Assuming they're fighting, Achilles. His whole shtick is that he's the greatest warrior. Wrestling or physical feats would be a different matter.

>> No.56068082

He kicked a spear UP THEIR ANUS

>> No.56068176

He murdered an army with a single spear throw. Then later murdered an army with his bare hands while being so angry his eyes were literally falling out of their sockets.

He's high tier, but not Poo-tier

>> No.56070646


You have Captain Diomedes.

>> No.56072925


Actually Achilles having unpierceable skin was only added in in later retellings of the story, originally he's just really badass.

He actually fights a mechanically similar enemy in the form of the trojan river god Scamander, who tries to stop him from killing Hector. Scamander was only a lesser god, but he was a god none the less and was the only opponent who was just plain faster than Achilles, on top of wielding a cane the size of a tree. They fought 3 times and Scamander basically kicked Achilles ass but just couldn't kill him on account of his hate boner letting him will through the blows of a literal god. Eventually (and possibly with the help of one or more gods, depending on the version) He comes up with a plan to defeat Scamander which basically just boils down to pretending to loose his balance at a critical moment and bait Scamander in and then gutting him super hard when he got too close.

Long story short, Achilles manages to put a living god out of commission for the later half of the Trojan war through quick thinking and heroic will power.

>> No.56072997

Why are even arguing? Mars perfectly describes Romans and they try to emulate him. Do note Mars has the agriculture and civilization domains to him, making him a Warrior, a Protector an a god of the Living, while the Greek Ares was just a wargod.

Mars would curbstomp Athena just as Rome curb stomped the Greeks and the Seleucids.

>> No.56073049


He's a normal, if skilled, man fighting a demigod who leaves blood red murder canyons everytime he takes the field. He's allowed to be scared.

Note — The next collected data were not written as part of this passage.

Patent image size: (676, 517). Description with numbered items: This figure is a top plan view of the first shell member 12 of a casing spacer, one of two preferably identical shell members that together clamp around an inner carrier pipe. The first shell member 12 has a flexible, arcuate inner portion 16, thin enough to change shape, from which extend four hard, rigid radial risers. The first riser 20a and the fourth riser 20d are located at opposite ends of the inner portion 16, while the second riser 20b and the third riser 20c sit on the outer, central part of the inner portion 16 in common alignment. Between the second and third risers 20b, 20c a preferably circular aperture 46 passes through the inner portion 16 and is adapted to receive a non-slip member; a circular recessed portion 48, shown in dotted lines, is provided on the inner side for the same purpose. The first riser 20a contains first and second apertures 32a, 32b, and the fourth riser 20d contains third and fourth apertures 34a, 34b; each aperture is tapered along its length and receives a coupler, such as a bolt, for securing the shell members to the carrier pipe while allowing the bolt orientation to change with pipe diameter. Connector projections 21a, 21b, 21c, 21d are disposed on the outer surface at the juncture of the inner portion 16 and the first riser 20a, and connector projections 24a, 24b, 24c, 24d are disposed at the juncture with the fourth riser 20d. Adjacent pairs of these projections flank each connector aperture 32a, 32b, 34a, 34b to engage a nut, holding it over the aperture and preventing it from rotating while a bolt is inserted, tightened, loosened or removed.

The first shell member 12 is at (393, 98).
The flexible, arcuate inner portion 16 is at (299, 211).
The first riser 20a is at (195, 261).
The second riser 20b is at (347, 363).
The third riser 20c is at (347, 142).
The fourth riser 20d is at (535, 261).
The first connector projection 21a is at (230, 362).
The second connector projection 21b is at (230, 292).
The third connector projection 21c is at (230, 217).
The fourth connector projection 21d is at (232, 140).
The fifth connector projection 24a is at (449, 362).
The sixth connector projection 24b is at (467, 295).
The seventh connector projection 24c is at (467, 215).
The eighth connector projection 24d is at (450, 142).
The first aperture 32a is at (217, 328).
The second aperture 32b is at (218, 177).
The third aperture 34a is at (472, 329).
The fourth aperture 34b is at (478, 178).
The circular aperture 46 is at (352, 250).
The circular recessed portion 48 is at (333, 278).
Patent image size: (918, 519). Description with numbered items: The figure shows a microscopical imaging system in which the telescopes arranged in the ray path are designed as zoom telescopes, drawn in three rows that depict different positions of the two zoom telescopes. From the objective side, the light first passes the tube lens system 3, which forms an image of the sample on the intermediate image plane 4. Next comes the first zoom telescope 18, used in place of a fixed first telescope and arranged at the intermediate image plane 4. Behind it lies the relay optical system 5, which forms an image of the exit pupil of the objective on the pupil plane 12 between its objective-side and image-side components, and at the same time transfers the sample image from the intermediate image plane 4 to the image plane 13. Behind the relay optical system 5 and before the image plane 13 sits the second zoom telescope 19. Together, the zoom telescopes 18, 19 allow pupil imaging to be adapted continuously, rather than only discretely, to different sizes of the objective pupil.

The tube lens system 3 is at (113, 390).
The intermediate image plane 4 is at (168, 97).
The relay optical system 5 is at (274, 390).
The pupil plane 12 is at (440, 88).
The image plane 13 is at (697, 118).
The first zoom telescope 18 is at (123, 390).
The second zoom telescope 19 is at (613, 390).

Also the whole deal by that point is that it isn't glorious. Achilles is motivated pretty much solely by rage and sorrow at that point, any pretense of being heroic is out the window in the name of cold revenge.

If modern media actually made the focus about the Tragedy of these great heroes rather than just trying to make "epic" fight scenes, it could work.

>> No.56073620

No, he "made" them by pushing Africa and Europe apart and letting the ocean in to create the Mediterranean sea.

>> No.56074667

>Clinging to him like he's some type of savior.
Well, you know all the later stories about Herakles and the Argonauts? He's fucking Superman with the whole Justice League going around on a boat.